Recently, a dataset containing ChatGPT and similar AI outputs surfaced online showing users engaging with the system to produce “naughty,” sexually suggestive, or erotic content. The leaked snippets included prompts requesting the model to generate spicier, adult-themed messages, with responses that aligned with those requests. Though these chats weren’t official OpenAI releases, they highlighted how people often test or attempt to bypass content filters.

The appearance of these examples in a publicly shared dataset sparked discussion about how conversational AI systems like ChatGPT handle content moderation and adult language.
What the Leaked Chats Show
The leaked content didn’t come from OpenAI’s official data releases but from sources collecting large volumes of public or scraped AI interactions. These included user prompts such as asking for flirtatious, seductive scenarios or risqué dialogues with AI, and the resulting responses that contained adult language or suggestive tones.
Such examples demonstrate two things:
- Many users experiment with AI to generate sexually suggestive or erotic output in private contexts.

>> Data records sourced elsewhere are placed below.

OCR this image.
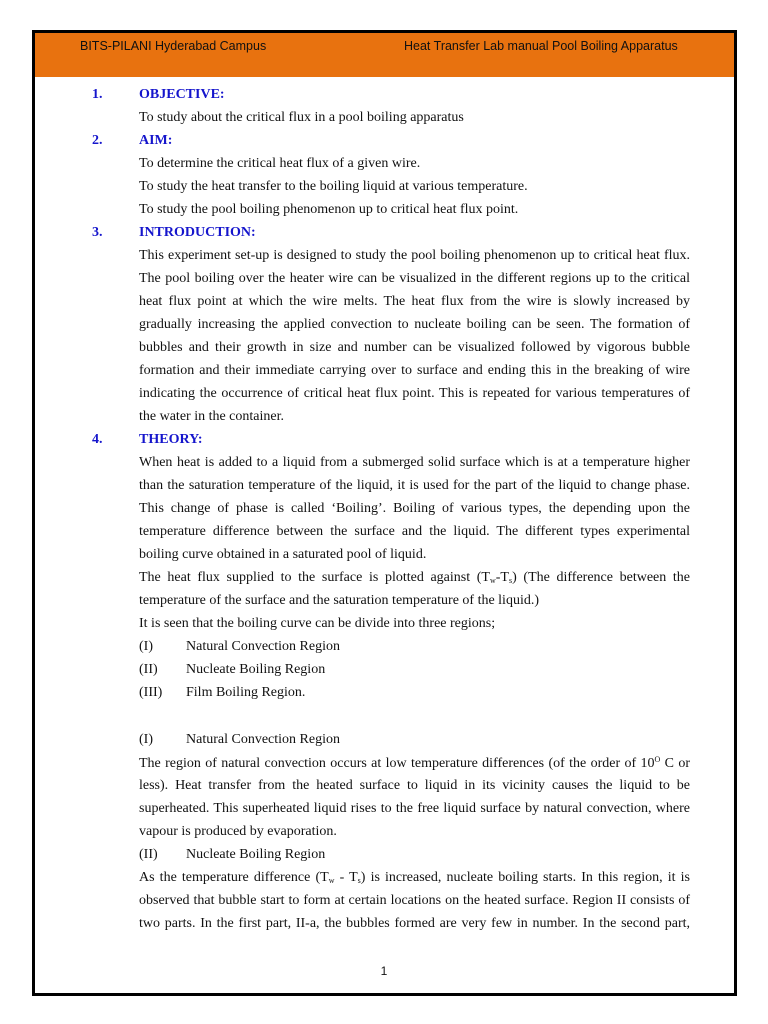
BITS-PILANI Hyderabad Campus	Heat Transfer Lab manual Pool Boiling Apparatus
1.	OBJECTIVE:
To study about the critical flux in a pool boiling apparatus
2.	AIM:
To determine the critical heat flux of a given wire.
To study the heat transfer to the boiling liquid at various temperature.
To study the pool boiling phenomenon up to critical heat flux point.
3.	INTRODUCTION:
This experiment set-up is designed to study the pool boiling phenomenon up to critical heat flux.
The pool boiling over the heater wire can be visualized in the different regions up to the critical
heat flux point at which the wire melts. The heat flux from the wire is slowly increased by
gradually increasing the applied convection to nucleate boiling can be seen. The formation of
bubbles and their growth in size and number can be visualized followed by vigorous bubble
formation and their immediate carrying over to surface and ending this in the breaking of wire
indicating the occurrence of critical heat flux point. This is repeated for various temperatures of
the water in the container.
4.	THEORY:
When heat is added to a liquid from a submerged solid surface which is at a temperature higher
than the saturation temperature of the liquid, it is used for the part of the liquid to change phase.
This change of phase is called ‘Boiling’. Boiling of various types, the depending upon the
temperature difference between the surface and the liquid. The different types experimental
boiling curve obtained in a saturated pool of liquid.
The heat flux supplied to the surface is plotted against $(T_w-T_s)$ (The difference between the
temperature of the surface and the saturation temperature of the liquid.)
It is seen that the boiling curve can be divide into three regions;
(I) Natural Convection Region
(II) Nucleate Boiling Region
(III) Film Boiling Region.
(I) Natural Convection Region
The region of natural convection occurs at low temperature differences (of the order of $10^O$ C or
less). Heat transfer from the heated surface to liquid in its vicinity causes the liquid to be
superheated. This superheated liquid rises to the free liquid surface by natural convection, where
vapour is produced by evaporation.
(II) Nucleate Boiling Region
As the temperature difference $(T_w - T_s)$ is increased, nucleate boiling starts. In this region, it is
observed that bubble start to form at certain locations on the heated surface. Region II consists of
two parts. In the first part, II-a, the bubbles formed are very few in number. In the second part,
1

- Some AI models may sometimes produce that content depending on the prompt and filter settings — especially in applications or forks without robust moderation layers.
However, because the leaks were not formally published by OpenAI, it’s unclear how or why specific responses made it into the dataset, and whether all of them came from official ChatGPT systems or from third-party implementations that removed safety constraints.
Why Moderation Matters
OpenAI and other AI developers build content moderation systems into their models specifically to prevent the generation of explicit sexual material, particularly material that is graphic, harmful, or unsafe. These guardrails are designed to balance user freedom with safety and to reduce output that could be inappropriate for general audiences.
When moderation layers are incomplete or disabled — for instance, in unofficial versions or when users explicitly instruct models to generate “spicier” content — the AI can produce results that professional deployments would normally block.
The leaked examples underscore the challenges in controlling the wide range of human language and intent when interacting with generative AI.
Responsible Use of AI Tools
A key takeaway from the incident is the importance of responsible usage and ethical deployment of AI. ChatGPT and similar systems are designed to be broadly useful, helpful, and safe — especially in public or shared contexts. While adult users might experiment privately with suggestive content, developers and users alike must understand how moderation works and why it’s critical for general-purpose AI tools.
Responsible AI use means respecting guidelines, understanding the limits of safe output, and recognising that leaks of user interactions — even anonymised — raise real privacy and ethical concerns.